Critique : il y a des échanges dont l’attrait ne peut que nous donner envie par les noms des personnes impliquées. Doit-on ainsi encore présenter Jean Douchet et Jacques Lassalle tant leur renom a ce pouvoir évocateur pour toute personne aimant le cinéma ? Notre curiosité est évidemment accentuée par la perte de ces deux personnalités aimant la création, manquant aussi bien au milieu culturel qu’à Pierre-Alexandre Schwab, organisateur de cet échange et également ami de ces deux grands hommes de cinéma et théâtre. On ne pourra donc qu’apprécier la publication de cet ouvrage chez Carlotta, permettant de se plonger à notre tour dans cet entretien datant d’il y a déjà 12 ans.
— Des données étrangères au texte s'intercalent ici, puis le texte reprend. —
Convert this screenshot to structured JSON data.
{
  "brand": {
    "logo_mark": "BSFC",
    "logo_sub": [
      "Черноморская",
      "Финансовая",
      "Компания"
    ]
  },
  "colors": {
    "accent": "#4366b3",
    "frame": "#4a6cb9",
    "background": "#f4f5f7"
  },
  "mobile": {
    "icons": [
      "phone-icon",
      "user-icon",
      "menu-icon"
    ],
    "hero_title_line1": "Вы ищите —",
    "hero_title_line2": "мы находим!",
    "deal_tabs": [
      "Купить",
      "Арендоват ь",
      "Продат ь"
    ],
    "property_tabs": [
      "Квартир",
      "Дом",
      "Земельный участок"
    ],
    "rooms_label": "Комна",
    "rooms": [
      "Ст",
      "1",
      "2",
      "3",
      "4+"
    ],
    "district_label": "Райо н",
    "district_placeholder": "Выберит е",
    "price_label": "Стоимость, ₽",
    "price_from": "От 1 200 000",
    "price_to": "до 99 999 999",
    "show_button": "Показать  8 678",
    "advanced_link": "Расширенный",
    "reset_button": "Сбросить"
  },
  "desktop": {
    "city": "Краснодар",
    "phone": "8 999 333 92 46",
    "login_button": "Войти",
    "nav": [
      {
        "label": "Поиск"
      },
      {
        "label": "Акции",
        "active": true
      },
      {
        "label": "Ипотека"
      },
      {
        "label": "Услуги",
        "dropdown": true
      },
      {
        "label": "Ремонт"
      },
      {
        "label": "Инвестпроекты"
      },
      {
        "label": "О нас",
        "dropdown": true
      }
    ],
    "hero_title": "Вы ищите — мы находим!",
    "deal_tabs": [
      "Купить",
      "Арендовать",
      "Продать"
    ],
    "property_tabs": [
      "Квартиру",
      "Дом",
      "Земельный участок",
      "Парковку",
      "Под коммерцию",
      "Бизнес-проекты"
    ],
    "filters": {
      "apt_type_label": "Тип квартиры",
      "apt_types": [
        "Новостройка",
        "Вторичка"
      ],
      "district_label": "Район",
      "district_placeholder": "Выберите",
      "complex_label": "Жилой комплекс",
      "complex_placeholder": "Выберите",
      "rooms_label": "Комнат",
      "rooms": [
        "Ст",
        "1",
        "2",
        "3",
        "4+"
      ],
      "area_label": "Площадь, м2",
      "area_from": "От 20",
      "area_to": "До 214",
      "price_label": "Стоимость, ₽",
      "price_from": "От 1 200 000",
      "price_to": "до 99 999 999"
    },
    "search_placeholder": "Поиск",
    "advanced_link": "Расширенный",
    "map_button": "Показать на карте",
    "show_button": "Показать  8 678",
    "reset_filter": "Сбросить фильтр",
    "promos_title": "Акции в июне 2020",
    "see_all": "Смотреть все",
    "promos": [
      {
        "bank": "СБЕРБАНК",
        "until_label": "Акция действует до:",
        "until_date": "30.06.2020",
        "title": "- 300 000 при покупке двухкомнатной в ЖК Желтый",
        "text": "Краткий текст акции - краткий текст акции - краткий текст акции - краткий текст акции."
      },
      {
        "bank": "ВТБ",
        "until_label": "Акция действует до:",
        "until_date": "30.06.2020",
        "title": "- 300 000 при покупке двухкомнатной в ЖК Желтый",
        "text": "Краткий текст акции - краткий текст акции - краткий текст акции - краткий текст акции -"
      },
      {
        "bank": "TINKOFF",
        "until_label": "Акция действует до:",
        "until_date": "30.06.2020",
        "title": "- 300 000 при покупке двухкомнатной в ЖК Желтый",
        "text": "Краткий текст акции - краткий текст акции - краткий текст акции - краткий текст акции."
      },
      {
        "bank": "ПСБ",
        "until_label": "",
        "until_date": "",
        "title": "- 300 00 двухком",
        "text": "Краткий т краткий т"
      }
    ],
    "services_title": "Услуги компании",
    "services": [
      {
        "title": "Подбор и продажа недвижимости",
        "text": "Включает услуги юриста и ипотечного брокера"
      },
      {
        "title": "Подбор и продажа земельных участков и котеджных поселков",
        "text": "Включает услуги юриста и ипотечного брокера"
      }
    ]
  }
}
L’approche sur une semaine permet de brasser les thématiques tout en restant dans l’exercice de la conversation et de se concentrer chaque jour sur une nouvelle journée. On sent la nature érudite des personnes impliquées, la diversité des œuvres abordées tout en se dévoilant dans leurs expériences personnelles. Les évocations sont intimes, les réflexions drôles et les visions respectives d’une certaine acuité, trouvant même de drôles de résonances actuelles. On peut penser à cette manière de parler de Bruno Dumont, de voir par « Petit Quinquin » une autre vision de comédie sociale. Le tout se fait par un ton vif et amical, perpétuant tout du long ce sentiment de promiscuité qui brise le faux mur distant que l’on peut placer dans la vision critique. Dans une époque où l’on aime communiquer sur des films et moins parler de cinéma, il y a de quoi rappeler l’importance de pareil exercice réflexif.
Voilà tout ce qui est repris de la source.